When Is Direct Military Intervention Not Direct Military Intervention?

A US warplane takes off from a US aircraft carrier to bomb targets in Syria. (cc photo: Alex King/US Navy)
“President Obama has long refused to approve direct military intervention in Syria,” the New York Times asserted in an editorial (9/29/16) about “Vladimir Putin’s Outlaw State.” That’s an odd claim, given that according to official Pentagon figures, the US has carried out 5,337 airstrikes in Syria since 2014. According to the monitoring group Airwars, these airstrikes (along with a few hundred strikes by US allies) have likely killed more than 800 Syrian civilians. The Times has routinely reported on this, along with US commando raids inside Syria (New York Times, 5/16/15) and US special forces being stationed there on an “open-ended mission” (New York Times, 10/30/15). Somehow, though, none of this qualifies as “direct military intervention in Syria.”
US Media Ignore Brazilian Coup Confession

The Intercept was the only media outlet who found this bombshell admission newsworthy. (photo: Leila Macor/AFP/Getty Images)

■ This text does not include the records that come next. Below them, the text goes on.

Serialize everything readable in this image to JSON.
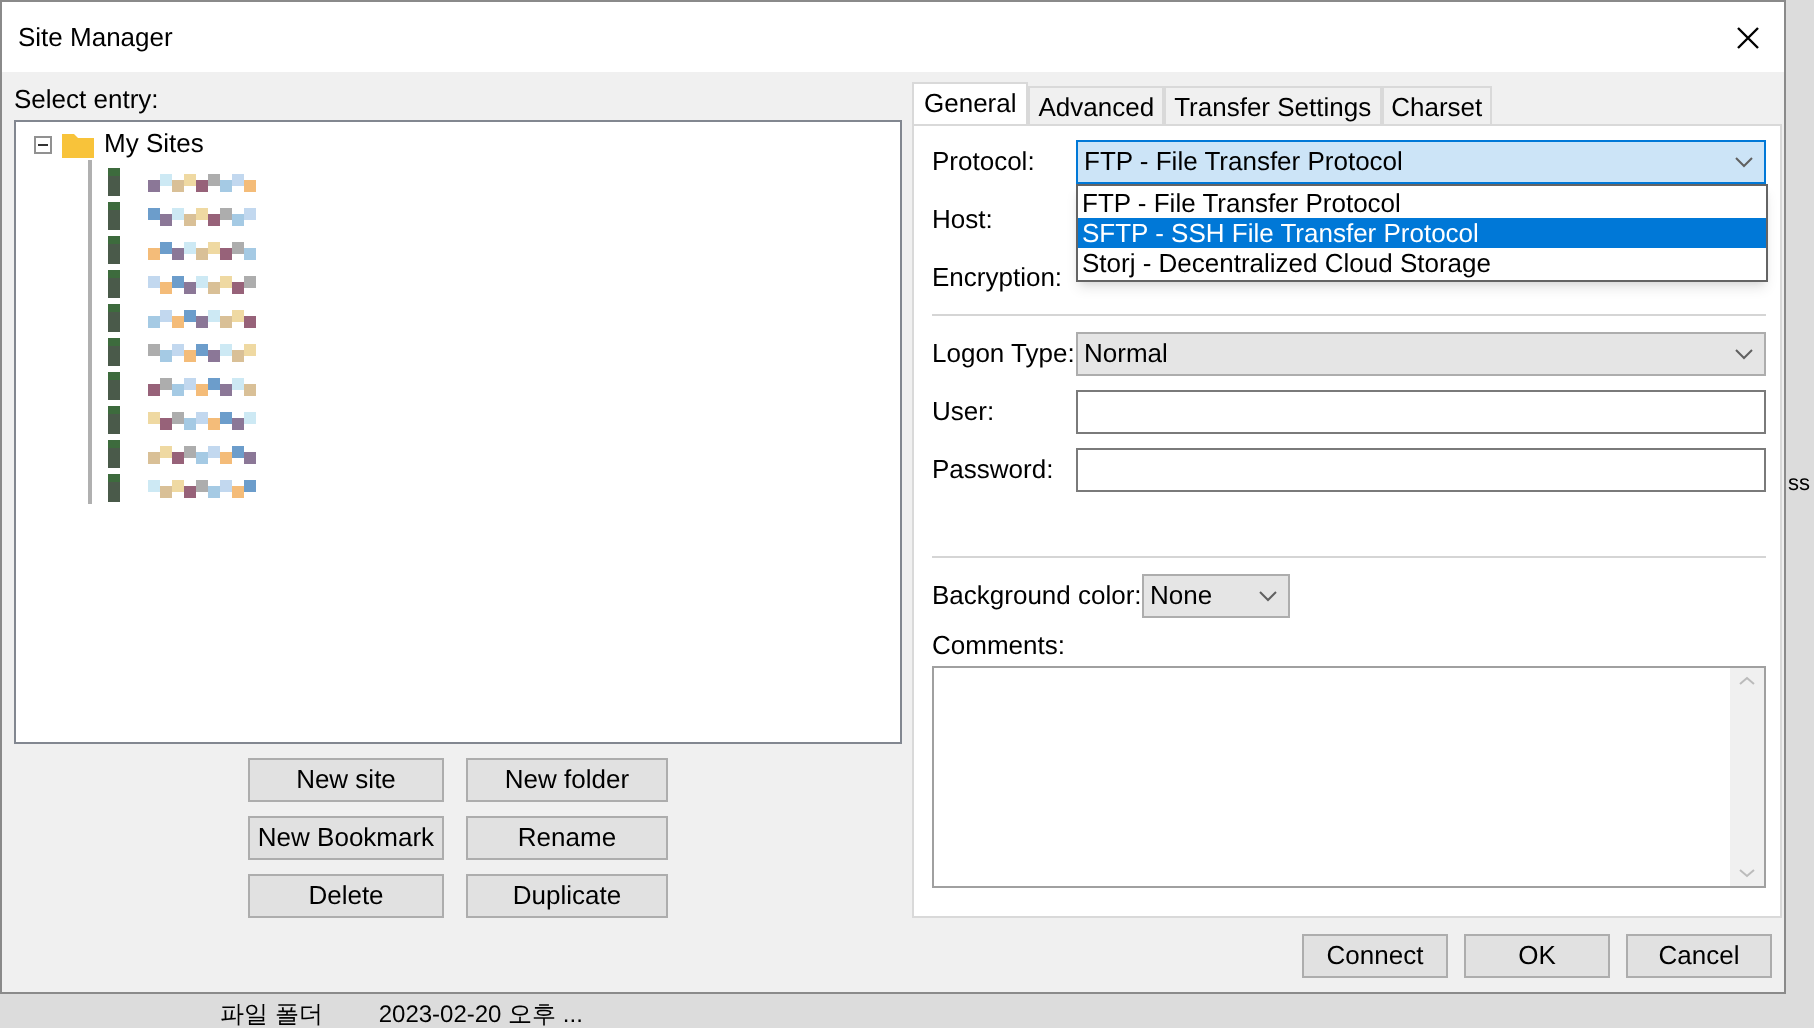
{
  "window": {
    "title": "Site Manager"
  },
  "select_entry": {
    "label": "Select entry:"
  },
  "tree": {
    "label": "My Sites",
    "expanded": true,
    "children": [
      {
        "kind": "redacted"
      },
      {
        "kind": "redacted"
      },
      {
        "kind": "redacted"
      },
      {
        "kind": "redacted"
      },
      {
        "kind": "redacted"
      },
      {
        "kind": "redacted"
      },
      {
        "kind": "redacted"
      },
      {
        "kind": "redacted"
      },
      {
        "kind": "redacted"
      },
      {
        "kind": "redacted"
      }
    ]
  },
  "entry_buttons": [
    {
      "label": "New site"
    },
    {
      "label": "New folder"
    },
    {
      "label": "New Bookmark"
    },
    {
      "label": "Rename"
    },
    {
      "label": "Delete"
    },
    {
      "label": "Duplicate"
    }
  ],
  "tabs": [
    {
      "label": "General",
      "selected": true
    },
    {
      "label": "Advanced",
      "selected": false
    },
    {
      "label": "Transfer Settings",
      "selected": false
    },
    {
      "label": "Charset",
      "selected": false
    }
  ],
  "protocol": {
    "label": "Protocol:",
    "value": "FTP - File Transfer Protocol",
    "expanded": true,
    "options": [
      {
        "label": "FTP - File Transfer Protocol",
        "highlighted": false
      },
      {
        "label": "SFTP - SSH File Transfer Protocol",
        "highlighted": true
      },
      {
        "label": "Storj - Decentralized Cloud Storage",
        "highlighted": false
      }
    ]
  },
  "host": {
    "label": "Host:"
  },
  "encryption": {
    "label": "Encryption:"
  },
  "logon_type": {
    "label": "Logon Type:",
    "value": "Normal"
  },
  "user": {
    "label": "User:"
  },
  "password": {
    "label": "Password:"
  },
  "background_color": {
    "label": "Background color:",
    "value": "None"
  },
  "comments": {
    "label": "Comments:"
  },
  "dialog_buttons": [
    {
      "label": "Connect"
    },
    {
      "label": "OK"
    },
    {
      "label": "Cancel"
    }
  ],
  "behind": {
    "side_text": "ss",
    "cells": [
      "파일 폴더",
      "2023-02-20 오후 ..."
    ]
  }
}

In a September 22 speech to an elite foreign policy group in New York City, the newly installed president of Brazil, Michel Temer, acknowledged that the elected president, Dilma Rousseff, had been ousted by Brazil’s congress because she refused to embrace an austerity plan (The Intercept, 9/23/16):
We suggested that the government should adopt the theses presented in that document called “A Bridge to the Future.” But, as that did not work out, the plan wasn’t adopted and a process was established which culminated with me being installed as president of the republic.
This was a bombshell admission, demolishing the pretense that Rousseff had been legitimately impeached over financial irregularities. But Temer’s remarkable confession was seen as newsworthy by virtually no one in US corporate media: A search of the Nexis news database turns up no stories that mentioned the speech in any US newspaper, magazine, broadcast or cable outlet.